English Teaching in Japan: How I Got There Through Comedy
by Kevin Burns
(Odawara, Kanagawa, Japan)
Sunset at Mt Fuji - Japan English teaching (Rich Baladad)
I was going to be the next Steve Martin. My heart was set on becoming a comedian. Never did I think I would be in Japan - English teaching!
When I was younger, I was interviewed and had even performed some comedy on CBC radio in Canada. I also performed at Yuk Yuk`s and Punchlines in Vancouver.
I had majored in theatre and felt that was where I was headed - a career in comedy and comedic acting.
However I came to the realization that I didn`t want to be living out of a suitcase, traveling to various cities in Canada. While at first it would have been excitng, I could see that I wanted a wife, kids and a nice home. I wanted to be based in the same town.
How could I combine being funny with that I wondered? The answer came through English teaching in Japan.
My Japanese History professor at UBC encouraged me to become a teacher after I gave a one hour lecture on Noh Theatre. Noh Theatre is incredibly dry unless you have an avid interest in it.
To liven up my "lecture," I put in some comedy slides during the slide show and pretended that I had slipped up a few times to much laughter. As well, I took out my guitar and did my blues number about Noh. The students and my professor loved it!
He felt I would fit in well as one of the English teachers in Japan. My brother had taught in Tokyo, and encouraged me to really look into Japan English teaching for EFL learners.
I became a teacher, and now I perform comedy all the time! I am like Jay Leno, David Letterman and Larry King in my English classes in Kanagawa, Japan.
Japanese people can be very hesitant to speak English, but if I act like a total goofball, they relax. No one can be more of an idiot than me!
They stop worrying so much about making mistakes.
A sense of fun develops in our classes and rapport between the students and I.
I don`t regret becoming a teacher. I love teaching. Really, I wasn`t that great a stand up comic. I think I could have been, but my comedy actually is all about playing off of the moment and people - which is not stand up comedy it is more improv.
Anyway I do improv in the classroom at expense of myself or at the expense of students who enjoy that kind of humor.

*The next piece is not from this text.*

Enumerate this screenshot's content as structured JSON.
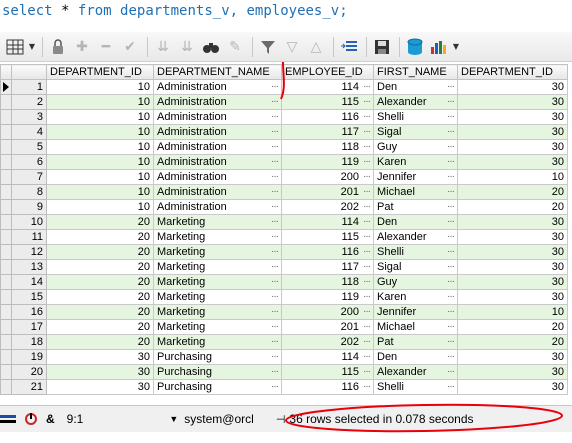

I`m very careful with my with as some people don`t like that kind of thing. I am gentle with the shy types. I`m intuitive about how people are feeling. I always have been. So I use the comedy to enliven a class but I am careful with this gift.
I think bringing fun and laughter to the classroom is a great thing! Especially at the universities here - some of the students don`t like English at the start of the term, but at the end of the term, they often comment that now they do like English.
For me that is very satisfying.
I see myself as not just a teacher but as an "internationalizer" of sorts. Japan is still very insular. So I hope I can show them that Canadians are kind, interesting and hopefully...FUNNY - just like learning English in Japan English schools!